川沿いをあるく。角をひとつ曲がるまでのあいだだけすこし走るようなふりをして、あとはずっと歩いている。風がつめたくてずっとここで吹かれていたくなるけれど、わたしがいるのはやさしい詩のなかではないので、すぐに寒くなってしまって、また30秒だけ走るふりをする。

 

ちいさな橋のすみっこに座りこんでこれを書いている。夜に、外で、地べたへ座りこめるようになってしまった。ひりひり尖りっぱなしの一部を除いて(、あるいはその一部のために)わたしの神経は死んだのかもとおもう。
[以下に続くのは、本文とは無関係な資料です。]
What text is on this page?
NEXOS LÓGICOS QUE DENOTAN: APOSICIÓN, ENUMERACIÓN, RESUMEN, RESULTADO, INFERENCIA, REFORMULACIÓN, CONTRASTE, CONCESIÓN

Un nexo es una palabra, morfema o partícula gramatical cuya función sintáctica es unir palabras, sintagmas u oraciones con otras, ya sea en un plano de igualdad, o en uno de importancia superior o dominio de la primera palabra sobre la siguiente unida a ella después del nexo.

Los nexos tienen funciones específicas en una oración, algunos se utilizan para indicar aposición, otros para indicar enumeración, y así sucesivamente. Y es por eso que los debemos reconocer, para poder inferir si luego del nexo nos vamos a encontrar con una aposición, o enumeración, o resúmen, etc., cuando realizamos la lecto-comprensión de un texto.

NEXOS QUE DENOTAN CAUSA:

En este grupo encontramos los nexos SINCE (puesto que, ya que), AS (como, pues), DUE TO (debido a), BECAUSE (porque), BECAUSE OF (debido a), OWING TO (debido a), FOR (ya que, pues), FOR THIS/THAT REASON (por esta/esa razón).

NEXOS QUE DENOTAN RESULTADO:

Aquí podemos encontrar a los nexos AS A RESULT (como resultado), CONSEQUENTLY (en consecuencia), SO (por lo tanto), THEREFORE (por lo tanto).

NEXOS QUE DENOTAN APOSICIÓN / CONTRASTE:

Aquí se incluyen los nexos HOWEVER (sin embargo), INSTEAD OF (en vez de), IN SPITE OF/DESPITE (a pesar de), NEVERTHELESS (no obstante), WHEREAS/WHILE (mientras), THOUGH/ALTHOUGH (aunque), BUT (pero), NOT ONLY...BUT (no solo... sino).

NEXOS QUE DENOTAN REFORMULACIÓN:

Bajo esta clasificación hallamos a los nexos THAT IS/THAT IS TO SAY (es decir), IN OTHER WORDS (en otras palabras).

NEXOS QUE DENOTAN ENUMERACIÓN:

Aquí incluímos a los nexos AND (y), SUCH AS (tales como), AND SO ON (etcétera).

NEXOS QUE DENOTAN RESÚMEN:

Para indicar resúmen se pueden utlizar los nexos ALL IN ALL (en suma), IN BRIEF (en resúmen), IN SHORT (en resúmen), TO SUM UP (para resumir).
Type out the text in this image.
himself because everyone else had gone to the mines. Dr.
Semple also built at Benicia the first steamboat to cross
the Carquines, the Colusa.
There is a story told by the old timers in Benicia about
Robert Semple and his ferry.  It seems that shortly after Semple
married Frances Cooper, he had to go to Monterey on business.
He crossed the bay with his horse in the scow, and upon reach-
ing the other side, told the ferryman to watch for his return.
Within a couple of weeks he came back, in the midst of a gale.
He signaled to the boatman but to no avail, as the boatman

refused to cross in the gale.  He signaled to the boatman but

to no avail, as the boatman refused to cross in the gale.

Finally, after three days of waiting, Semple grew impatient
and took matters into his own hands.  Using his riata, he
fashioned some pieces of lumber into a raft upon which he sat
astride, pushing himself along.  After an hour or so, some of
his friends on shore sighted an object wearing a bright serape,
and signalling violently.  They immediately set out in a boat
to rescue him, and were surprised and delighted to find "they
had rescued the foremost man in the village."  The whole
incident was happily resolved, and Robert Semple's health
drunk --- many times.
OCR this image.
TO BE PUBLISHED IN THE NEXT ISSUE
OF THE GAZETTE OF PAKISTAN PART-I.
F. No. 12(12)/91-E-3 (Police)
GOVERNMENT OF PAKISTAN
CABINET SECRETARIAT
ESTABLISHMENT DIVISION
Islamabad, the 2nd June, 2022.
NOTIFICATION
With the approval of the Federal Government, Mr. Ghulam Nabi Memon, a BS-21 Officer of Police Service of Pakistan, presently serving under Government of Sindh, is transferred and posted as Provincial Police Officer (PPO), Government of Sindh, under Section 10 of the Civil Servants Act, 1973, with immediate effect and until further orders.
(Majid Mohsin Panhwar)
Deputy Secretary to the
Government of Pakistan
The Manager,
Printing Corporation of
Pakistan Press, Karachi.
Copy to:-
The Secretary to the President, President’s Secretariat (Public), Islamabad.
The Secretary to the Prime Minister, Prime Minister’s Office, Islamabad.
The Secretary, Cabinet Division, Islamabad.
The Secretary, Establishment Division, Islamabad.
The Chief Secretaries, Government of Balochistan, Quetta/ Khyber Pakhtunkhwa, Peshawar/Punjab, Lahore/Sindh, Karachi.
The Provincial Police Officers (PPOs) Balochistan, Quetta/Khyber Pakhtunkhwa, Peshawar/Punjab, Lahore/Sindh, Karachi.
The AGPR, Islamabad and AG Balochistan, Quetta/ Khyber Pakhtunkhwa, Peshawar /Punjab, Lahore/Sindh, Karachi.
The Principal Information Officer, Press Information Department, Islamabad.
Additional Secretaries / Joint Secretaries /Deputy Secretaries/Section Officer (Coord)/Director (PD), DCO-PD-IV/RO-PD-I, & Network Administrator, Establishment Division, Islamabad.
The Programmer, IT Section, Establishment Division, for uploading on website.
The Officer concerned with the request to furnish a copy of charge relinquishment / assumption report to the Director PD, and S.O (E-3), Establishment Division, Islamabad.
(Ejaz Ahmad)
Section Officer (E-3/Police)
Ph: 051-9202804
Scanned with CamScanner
コンクリートで舗装されたちいさな川はわたしが動いているとすっかり黙りこくってうんともすんとも言わないくせに、足を止めてほんのすこし身を乗り出すと途端にさわさわと流れ出す。それをじっと息をひそめてやり過ごすときのおおきなけものに喩えるのは、たぶんだめなほうの感傷だと思う。時折ひかりが走ってゆくのが見える。

 

いま、向こう岸に川へおりてゆくための階段があるのが見えて、でもあの柵みたいな扉を勝手に開けて(それとも乗り越えて?)下へゆくことは、きっといけないことだから、しない。あのこの日本語がぼろぼろしているの、ほんとは気になるけど言わないんです。足の甲までしかない浅瀬にさっきから3匹くらい泳いでいる。

 

もういいかげん寒いので帰ろうか、でもまだ名残惜しいし、明日は朝寝坊できるしな、と思って川と家をむすぶ道を5往復してしまった。雲がずいぶんかっこいいのでとりあえず帰ろうと思います。おわり。